You can specify a different batch server in your application preferences. Consider the following before you change the default batch server:
  • The batch server must be registered in metadata as a component of a SAS Application Server that you can access.
  • You must specify the same SAS Application Server as your default application server in your preferences.
As with the default scheduling server, the data builder retrieves your default batch server, and uses that value to look up the batch server in SAS metadata the first time you schedule the data query. The data builder uses the first server that matches the value in SAS metadata.

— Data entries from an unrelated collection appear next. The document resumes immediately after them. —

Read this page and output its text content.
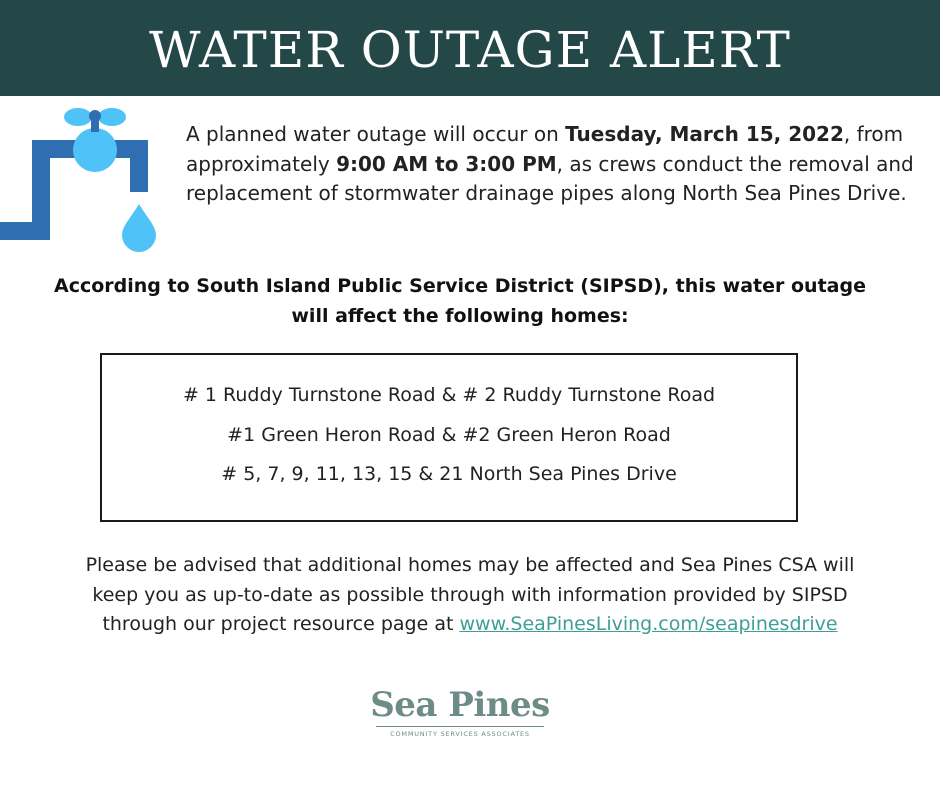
WATER OUTAGE ALERT
A planned water outage will occur on Tuesday, March 15, 2022, from approximately 9:00 AM to 3:00 PM, as crews conduct the removal and replacement of stormwater drainage pipes along North Sea Pines Drive.
According to South Island Public Service District (SIPSD), this water outage
will affect the following homes:
# 1 Ruddy Turnstone Road & # 2 Ruddy Turnstone Road
#1 Green Heron Road & #2 Green Heron Road
# 5, 7, 9, 11, 13, 15 & 21 North Sea Pines Drive
Please be advised that additional homes may be affected and Sea Pines CSA will
keep you as up-to-date as possible through with information provided by SIPSD
through our project resource page at www.SeaPinesLiving.com/seapinesdrive
Sea Pines
COMMUNITY SERVICES ASSOCIATES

Default Deployment Directory

A deployment directory is a SAS metadata object that represents the following items:
  • the name of the SAS Application Server with which the deployment directory is associated (the default value is SASApp)
  • a name for the deployment directory (the default value is Batch Jobs)
  • the path to the deployment directory (the default value is SAS-config-dir/Lev1/SASApp/SASEnvironment/SASCode/Jobs)
When you schedule a data query, the SAS statements for the data query are saved in a file. The file is saved in the path that is associated with the deployment directory. The file is named based on the same pattern that is described in How Does the Scheduling Feature Work?.
The data builder looks up the SAS Application Server in the SAS Metadata Server using your scheduling server preference setting. The initial value is SASApp. If a matching server name is not found, then the data builder uses the first application server that is returned. After the server is determined, the data builder looks up the deployment directory in that server context that matches your scheduling server preference setting. If a matching deployment directory is not found, then the data builder uses the first deployment directory that is returned.
You can specify a different name for the default deployment directory. For more information about deployment directories and using the Server Manager plug-in to SAS Management Console, see Scheduling in SAS.

When Are the Scheduling Preferences Used?

Any of the preferences that you change are used the next time you create a data query and schedule it. If you edit an existing data query that is already scheduled, the existing settings for the scheduling server, batch server, and deployment directory are not updated with the changes. To change the settings for existing data queries that are already scheduled, use SAS Management Console to redeploy the deployed job for the data query.